A RETIRADA DE DIREITOS NA APOSENTAÇÃO, A OFENSA À CONSTITUIÇÃO E O TRIBUNAL CONSTITUCIONAL

. Publicado em Comunicação Social

O Tribunal Constitucional, com o recente Acórdão nº 3/2010, em processo de fiscalização abstracta sucessiva de matéria do regime de aposentação dos trabalhadores da Administração Pública, prestou-lhes um mau serviço, bem como à comunidade jurídica. Competindo àquele Tribunal, no que toca aos direitos sociais, traçar as fronteiras daquilo que é jurídico-constitucionalmente permitido ou não ao legislador ordinário, colocou-se, uma vez mais, numa posição de auto-controlo comedido ou de contenção normativa e, até, de condescendência com as opções daquele legislador.

Na verdade, o citado Acórdão, pronunciando-se sobre o pedido de vinte e nove deputados à Assembleia da República, acerca da inconstitucionalidade de várias normas das Leis nºs 1/2004, 60/2005, 52/2007 e 11/2008 e ainda do Estatuto de Aposentação, reconhece ao longo do seu texto que as normas questionadas, “relativamente às que as antecederam, tornaram mais exigentes as condições de acesso à aposentação e adoptaram uma fórmula de cálculo das respectivas pensões menos generosa”, de que resultou “numa diminuição dos benefícios anteriormente reconhecidos”. Apesar disso, os Senhores Juízes-Conselheiros, em uníssono, chegam à conclusão, em poucas páginas, de que não há violação de qualquer parâmetro constitucional e, assim, não deve ser declarada a inconstitucionalidade de qualquer das normas em causa, seguindo uma linha de fundamentação redutora para, de modo simplificado, afastarem a violação de parâmetros constitucionais tão relevantes, como sejam, o direito à segurança social, a proibição do retrocesso social, o princípio da segurança jurídica e o princípio da igualdade (e até, quanto a este, recusando-se, injustificadamente, a apreciar a possível desigualdade sincrónica entre contribuintes inscritos no mesmo momento).
E, tudo isto seguindo quase exclusivamente a fundamentação de outro Acórdão anterior (nº 188/09), fazendo constante apelo a ele, com a sua transcrição e sem, praticamente, se adiantarem outros fundamentos.
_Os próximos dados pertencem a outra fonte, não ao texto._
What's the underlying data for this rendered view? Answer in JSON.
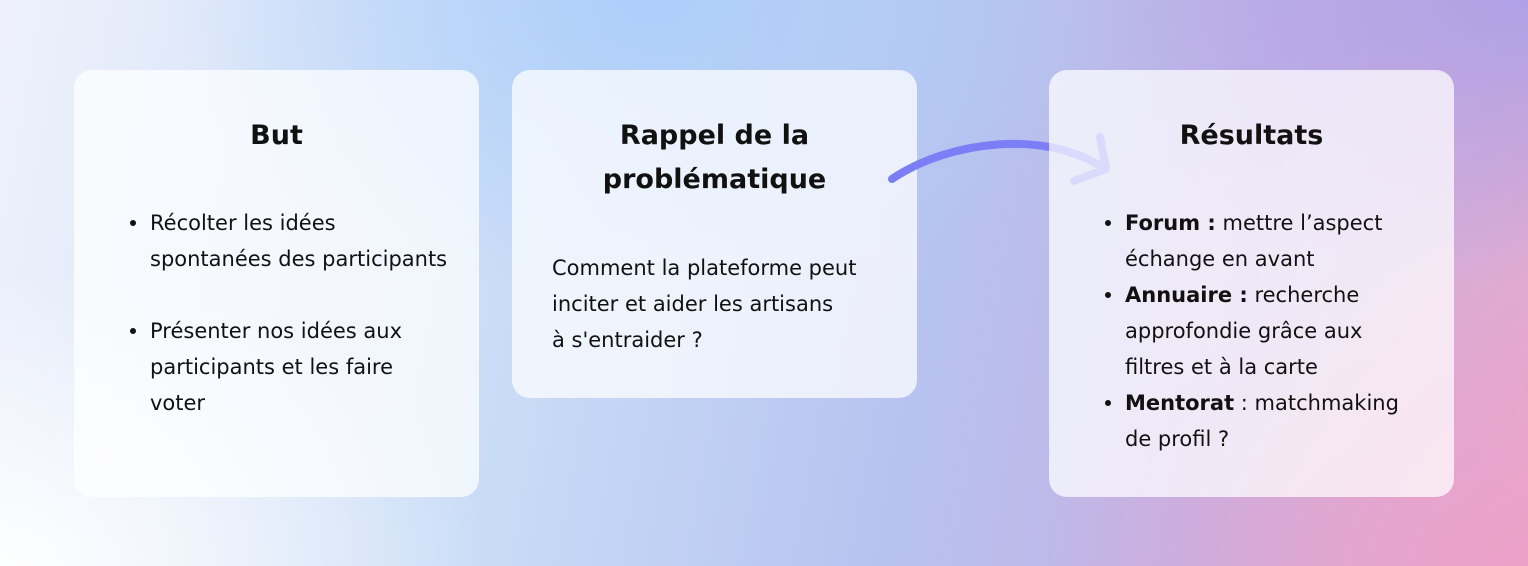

Como se tudo fosse assim tão simples e se resolvesse com uma remissão para um precedente de jurisprudência constitucional.
Ora, é facto que aquele, também proferido em sede de fiscalização abstracta sucessiva, limitou-se a não declarar a inconstitucionalidade de normas resultantes do Decreto-Lei nº 187/2007, de 10 de Maio, que estabelecem um limite superior para uma das parcelas de fórmula de cálculo da pensão de aposentação a atribuir aos beneficiários inscritos até 31 de Dezembro de 2001. Mas são outras normas, com um alcance distinto das normas das leis acima citadas, e é outro tipo de argumentação, que não se confunde com as razões invocadas no pedido dos deputados à Assembleia da República, que, no fundo, escaparam a uma apreciação completa do TC.
Enfim, é pouco, muito pouco, o que se retira do Acórdão nº 3/2010, não tendo o TC assumido uma plenitude da margem de intervenção que lhe cabe na garantia dos direitos fundamentais – entre eles, os direitos sociais – em Estado de Direito.